МОЛОДОЙ ЧЕЛОВЕК: Естественно!
ОНА: Ай, ай Сашок. Не предупредил подружку суровых дней.
МОЛОДОЙ ЧЕЛОВЕК: Зачем? Ты враг. Проститутка… Шучу, конечно. Не предупредил вчера, предупреждаю сегодня (хохочет). Я, кума, веселый.
ОН: Ну я, пожалуй, пойду.
МОЛОДОЙ ЧЕЛОВЕК: По-моему, ты шутишь! Нет-нет, тебе посидеть придется. Прости за каламбур…
ОНА: А где же Ельцин?
МОЛОДОЙ ЧЕЛОВЕК: Думаю, на параше, в тюряге. За ним с рассвета ребята поехали на дачу в Архангельское… Поддал наверное по случаю воскресенья… Утром встал: воздух, покой, сидит себе в домашних тапочках – ан ребята уже у дачи. А он, как и ты – не в курсах!. Зря выходит матрешек с его рожей заказывала (хохочет)…
ОНА: Поболтали и хватит.
МОЛОДОЙ ЧЕЛОВЕК: Да, давай к делу. Ну что ж, мать, наступило суровое время: Строгое время. Будут выявлять – воров-кооператоров, мафиози, шлюх – в общем всю вашу нечесть, разложившую державу. Будут обыски… Так что если хочешь избавиться от лишних денег…
ОНА: Лишних?
МОЛОДОЙ ЧЕЛОВЕК: Можно иначе – опасных. Если хочешь сохранить. ну хотя бы часть…
ОНА: По моему ты меня принимаешь за дуру?
МОЛОДОЙ ЧЕЛОВЕК: По-моему, наоборот (достает из бокового кармана бумаги). Видишь – листики-листочки? Это не листики-листочки, это ордера на арест… Что делать – режим чрезвычайного положения. Текст – один и тот же: «изолировать» Кого? Загадка – пустое место… Ждет заполнения… А мое дело – вписать… Объясните ей, господин невозвращенец, что она просто рождена для этой бумажки – и проститутка, и кооператор… Плюс ебарь у нее – невозвращенец, заброшенный к нам ЦРУ под другой фамилией…

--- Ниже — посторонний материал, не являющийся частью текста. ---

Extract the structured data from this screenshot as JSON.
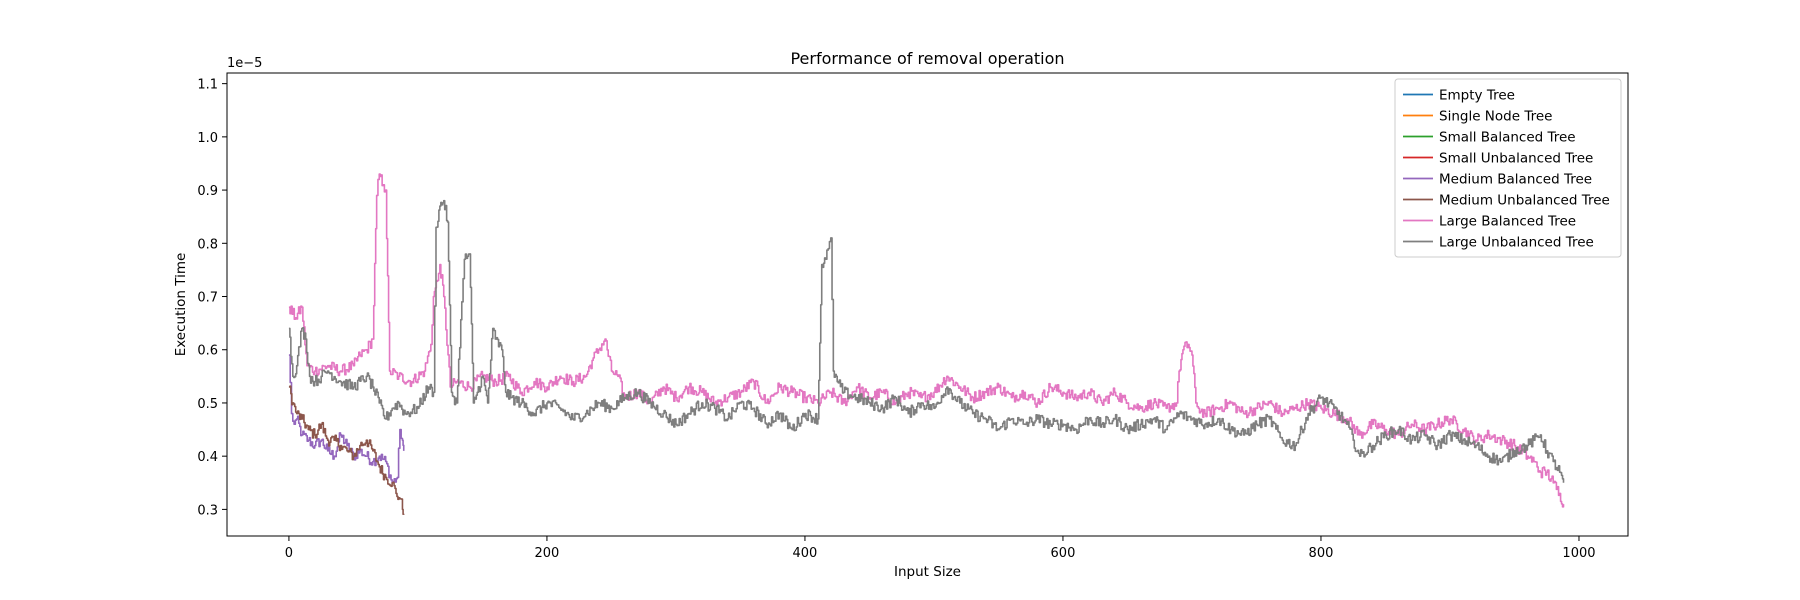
{
  "chart_data": {
    "type": "line",
    "title": "Performance of removal operation",
    "xlabel": "Input Size",
    "ylabel": "Execution Time",
    "offset_text": "1e−5",
    "xlim": [
      -48,
      1038
    ],
    "ylim": [
      0.25,
      1.12
    ],
    "xticks": [
      0,
      200,
      400,
      600,
      800,
      1000
    ],
    "yticks": [
      0.3,
      0.4,
      0.5,
      0.6,
      0.7,
      0.8,
      0.9,
      1.0,
      1.1
    ],
    "ytick_labels": [
      "0.3",
      "0.4",
      "0.5",
      "0.6",
      "0.7",
      "0.8",
      "0.9",
      "1.0",
      "1.1"
    ],
    "legend_position": "upper right",
    "grid": false,
    "series": [
      {
        "name": "Empty Tree",
        "color": "#1f77b4",
        "x": [],
        "y": []
      },
      {
        "name": "Single Node Tree",
        "color": "#ff7f0e",
        "x": [],
        "y": []
      },
      {
        "name": "Small Balanced Tree",
        "color": "#2ca02c",
        "x": [],
        "y": []
      },
      {
        "name": "Small Unbalanced Tree",
        "color": "#d62728",
        "x": [],
        "y": []
      },
      {
        "name": "Medium Balanced Tree",
        "color": "#9467bd",
        "x": [
          0,
          2,
          4,
          6,
          10,
          15,
          20,
          25,
          30,
          35,
          40,
          45,
          50,
          55,
          60,
          65,
          70,
          75,
          80,
          84,
          86,
          88,
          89
        ],
        "y": [
          0.59,
          0.48,
          0.46,
          0.47,
          0.44,
          0.43,
          0.42,
          0.43,
          0.41,
          0.4,
          0.44,
          0.42,
          0.4,
          0.41,
          0.4,
          0.39,
          0.4,
          0.39,
          0.35,
          0.36,
          0.45,
          0.43,
          0.41
        ]
      },
      {
        "name": "Medium Unbalanced Tree",
        "color": "#8c564b",
        "x": [
          0,
          3,
          6,
          10,
          15,
          20,
          25,
          30,
          35,
          40,
          45,
          50,
          55,
          60,
          65,
          70,
          75,
          80,
          83,
          86,
          88,
          89
        ],
        "y": [
          0.53,
          0.5,
          0.48,
          0.47,
          0.45,
          0.44,
          0.46,
          0.43,
          0.43,
          0.42,
          0.41,
          0.4,
          0.42,
          0.43,
          0.41,
          0.38,
          0.36,
          0.35,
          0.33,
          0.32,
          0.3,
          0.29
        ]
      },
      {
        "name": "Large Balanced Tree",
        "color": "#e377c2",
        "x": [
          0,
          5,
          10,
          14,
          20,
          30,
          40,
          50,
          55,
          60,
          65,
          68,
          70,
          73,
          75,
          78,
          85,
          95,
          105,
          110,
          112,
          115,
          117,
          120,
          125,
          130,
          140,
          150,
          160,
          170,
          180,
          190,
          200,
          210,
          220,
          230,
          235,
          240,
          245,
          250,
          255,
          260,
          270,
          280,
          290,
          300,
          310,
          320,
          330,
          340,
          350,
          360,
          370,
          380,
          390,
          400,
          410,
          420,
          430,
          440,
          450,
          460,
          470,
          480,
          490,
          500,
          510,
          520,
          530,
          540,
          550,
          560,
          570,
          580,
          590,
          600,
          610,
          620,
          630,
          640,
          650,
          660,
          670,
          680,
          688,
          690,
          693,
          697,
          700,
          703,
          705,
          710,
          720,
          730,
          740,
          750,
          760,
          770,
          780,
          790,
          800,
          810,
          820,
          830,
          840,
          850,
          860,
          870,
          880,
          890,
          900,
          910,
          920,
          930,
          940,
          950,
          960,
          965,
          970,
          975,
          980,
          985,
          988
        ],
        "y": [
          0.68,
          0.66,
          0.68,
          0.57,
          0.56,
          0.57,
          0.56,
          0.57,
          0.59,
          0.6,
          0.62,
          0.89,
          0.93,
          0.91,
          0.9,
          0.56,
          0.55,
          0.54,
          0.56,
          0.61,
          0.7,
          0.73,
          0.76,
          0.7,
          0.53,
          0.54,
          0.53,
          0.55,
          0.54,
          0.55,
          0.52,
          0.54,
          0.53,
          0.55,
          0.54,
          0.55,
          0.58,
          0.6,
          0.62,
          0.56,
          0.55,
          0.51,
          0.52,
          0.5,
          0.53,
          0.51,
          0.53,
          0.52,
          0.5,
          0.51,
          0.52,
          0.54,
          0.5,
          0.53,
          0.52,
          0.51,
          0.5,
          0.52,
          0.5,
          0.53,
          0.51,
          0.52,
          0.5,
          0.52,
          0.51,
          0.52,
          0.55,
          0.53,
          0.51,
          0.52,
          0.53,
          0.51,
          0.52,
          0.5,
          0.53,
          0.52,
          0.51,
          0.52,
          0.5,
          0.52,
          0.5,
          0.49,
          0.5,
          0.49,
          0.5,
          0.56,
          0.6,
          0.61,
          0.59,
          0.5,
          0.49,
          0.48,
          0.49,
          0.5,
          0.48,
          0.49,
          0.5,
          0.48,
          0.49,
          0.5,
          0.49,
          0.48,
          0.47,
          0.44,
          0.46,
          0.45,
          0.44,
          0.46,
          0.45,
          0.46,
          0.47,
          0.45,
          0.43,
          0.44,
          0.43,
          0.42,
          0.4,
          0.39,
          0.37,
          0.37,
          0.35,
          0.33,
          0.31
        ]
      },
      {
        "name": "Large Unbalanced Tree",
        "color": "#7f7f7f",
        "x": [
          0,
          3,
          6,
          10,
          13,
          16,
          20,
          25,
          30,
          40,
          50,
          60,
          65,
          70,
          75,
          80,
          85,
          90,
          100,
          108,
          112,
          114,
          117,
          120,
          123,
          126,
          130,
          134,
          136,
          140,
          143,
          146,
          150,
          154,
          158,
          160,
          165,
          168,
          172,
          180,
          190,
          200,
          210,
          220,
          230,
          240,
          250,
          260,
          270,
          280,
          290,
          300,
          310,
          320,
          330,
          340,
          350,
          360,
          370,
          380,
          390,
          400,
          410,
          413,
          416,
          418,
          420,
          422,
          425,
          430,
          440,
          450,
          460,
          470,
          480,
          490,
          500,
          510,
          520,
          530,
          540,
          550,
          560,
          570,
          580,
          590,
          600,
          610,
          620,
          630,
          640,
          650,
          660,
          670,
          680,
          690,
          700,
          710,
          720,
          730,
          740,
          750,
          760,
          770,
          780,
          790,
          800,
          810,
          820,
          825,
          830,
          840,
          850,
          860,
          870,
          880,
          890,
          900,
          910,
          920,
          930,
          940,
          950,
          960,
          965,
          970,
          975,
          980,
          985,
          988
        ],
        "y": [
          0.64,
          0.55,
          0.57,
          0.64,
          0.62,
          0.55,
          0.54,
          0.55,
          0.56,
          0.54,
          0.53,
          0.55,
          0.53,
          0.5,
          0.47,
          0.49,
          0.5,
          0.48,
          0.49,
          0.53,
          0.52,
          0.83,
          0.87,
          0.88,
          0.84,
          0.52,
          0.5,
          0.69,
          0.77,
          0.78,
          0.5,
          0.52,
          0.55,
          0.5,
          0.64,
          0.62,
          0.6,
          0.52,
          0.51,
          0.5,
          0.48,
          0.5,
          0.49,
          0.47,
          0.48,
          0.5,
          0.49,
          0.51,
          0.52,
          0.5,
          0.48,
          0.46,
          0.48,
          0.5,
          0.49,
          0.47,
          0.5,
          0.49,
          0.46,
          0.48,
          0.45,
          0.48,
          0.47,
          0.76,
          0.77,
          0.79,
          0.81,
          0.56,
          0.54,
          0.52,
          0.51,
          0.5,
          0.49,
          0.51,
          0.48,
          0.5,
          0.49,
          0.53,
          0.5,
          0.48,
          0.47,
          0.45,
          0.47,
          0.46,
          0.47,
          0.46,
          0.46,
          0.45,
          0.47,
          0.46,
          0.47,
          0.45,
          0.46,
          0.47,
          0.45,
          0.48,
          0.47,
          0.46,
          0.47,
          0.45,
          0.44,
          0.46,
          0.47,
          0.43,
          0.42,
          0.48,
          0.51,
          0.49,
          0.46,
          0.43,
          0.4,
          0.42,
          0.44,
          0.45,
          0.43,
          0.44,
          0.42,
          0.44,
          0.43,
          0.42,
          0.4,
          0.39,
          0.41,
          0.42,
          0.43,
          0.44,
          0.41,
          0.39,
          0.37,
          0.35
        ]
      }
    ]
  }
}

ОНА: Ну что, денежки тебе – и свободна я?
МОЛОДОЙ ЧЕЛОВЕК: Плюс боязливый друг – тоже… Если откроет «котлету»… Так у нас, сэр, называются личные и толстые бумажники… И отстегнет в благотворительный фонд имени Павлика Морозова… сколько совесть подскажет! Отстегнет недостаточно, ошибется – пусть на себя пеняет… Шутка, конечно. Поверь, мне действительно хочется помочь тебе в память наших не только деловых отношений.
ОНА (Биллу): Мы трахались – он это хочет сказать… (Саше) Прости, Сашок, но… не лучшие воспоминания.